Title: Dream of a Rarebit Fiend
Year: 1906
Director: Edwin S. Porter
Country: US
Language: N/A
When cinema was short and silent much of their inspiration, surprisingly, came from comic strips. The popularity of trick and effects heavy pictures meant that if your comic was oddball and ripe with imagination that it would likely be produced into cinema. Winsor McCay, a pioneering cartoonist and animator, launched his strip in 1904. Edwin S. Porter, of Great Train Robbery fame, would use this material to create a hit.
A trippy movie, Dream of a Rarebit Fiend it's about a man who has a bad dream after consuming a large meal.

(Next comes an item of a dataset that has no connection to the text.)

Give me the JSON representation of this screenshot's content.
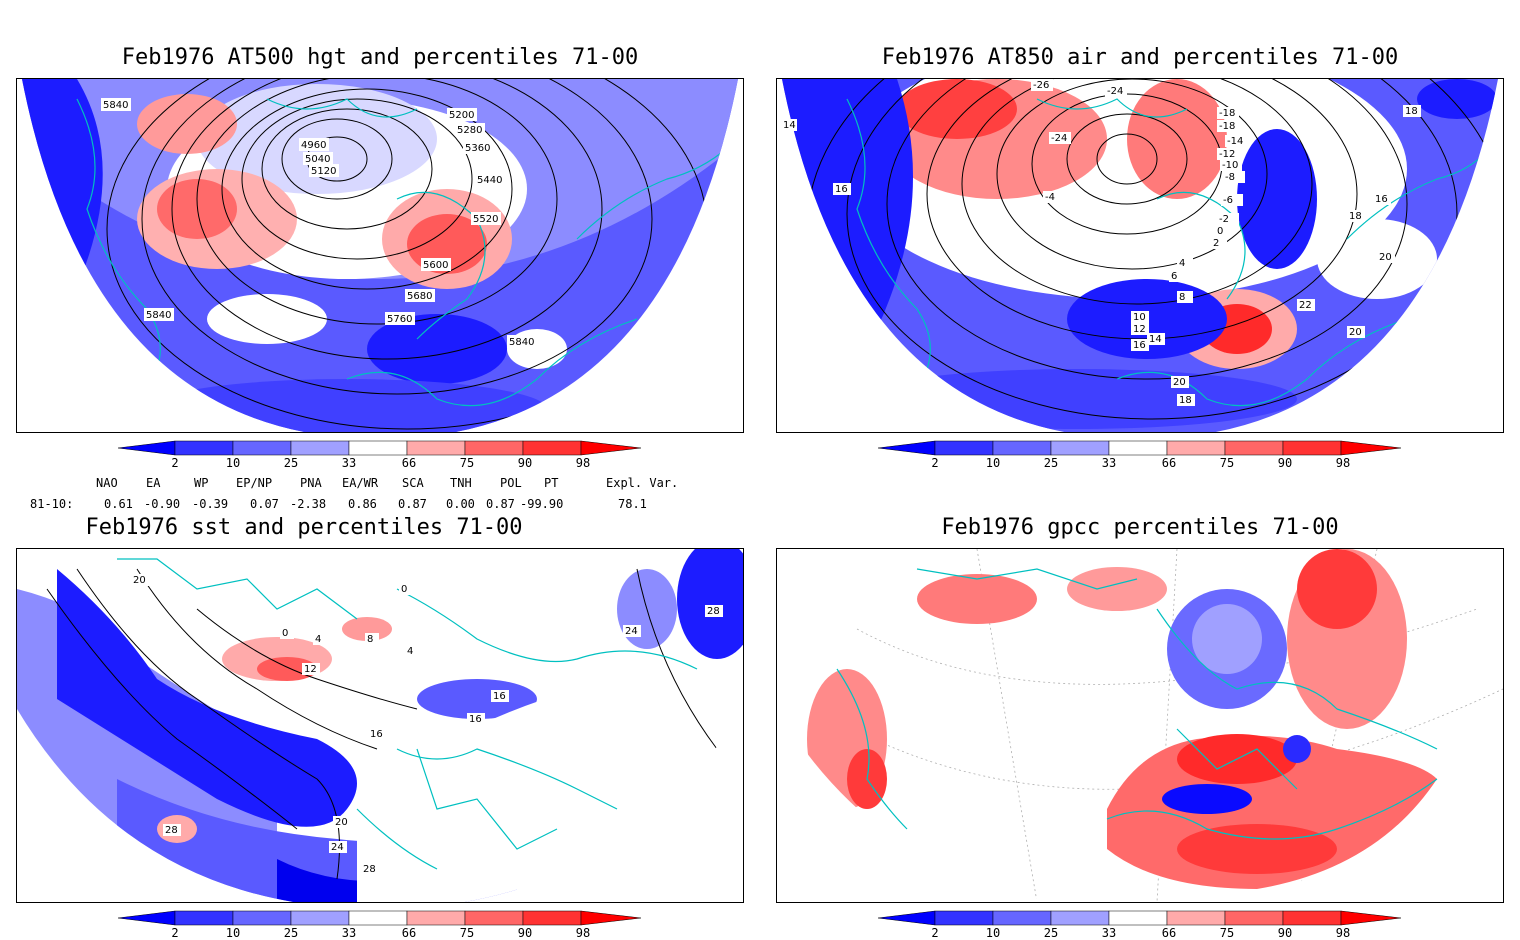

Director Edwin S. Porter was not comfortable with the star system that began to emerge with the dawn of the 1910s. He preferred the more technical aspect of film-making and thus made pictures that would require a lot of hands-on special effects work. Double exposures, miniatures and other camera trickery show that the man knew his craft and was able to be simultaneously creative and innovative. Few cinema-goers would have seen a picture like this.
Porter does a great job at imitating the look, tone and atmosphere of the original comic strips. Using a distinct style totally unlike the trick films of France and Britain, I found the camera perfectly emulated a sense of whimsy and wonder. Dream of a Rarebit Fiend for the Edison studios, although there is no evidence to suggest it was the studios' biggest hit of that year.
I liked this picture, and I'll certainly agree that it's one of the best pictures of early silent cinema. A fun film, I particularly enjoyed the part where the bed flies over the city, dragging our main character behind.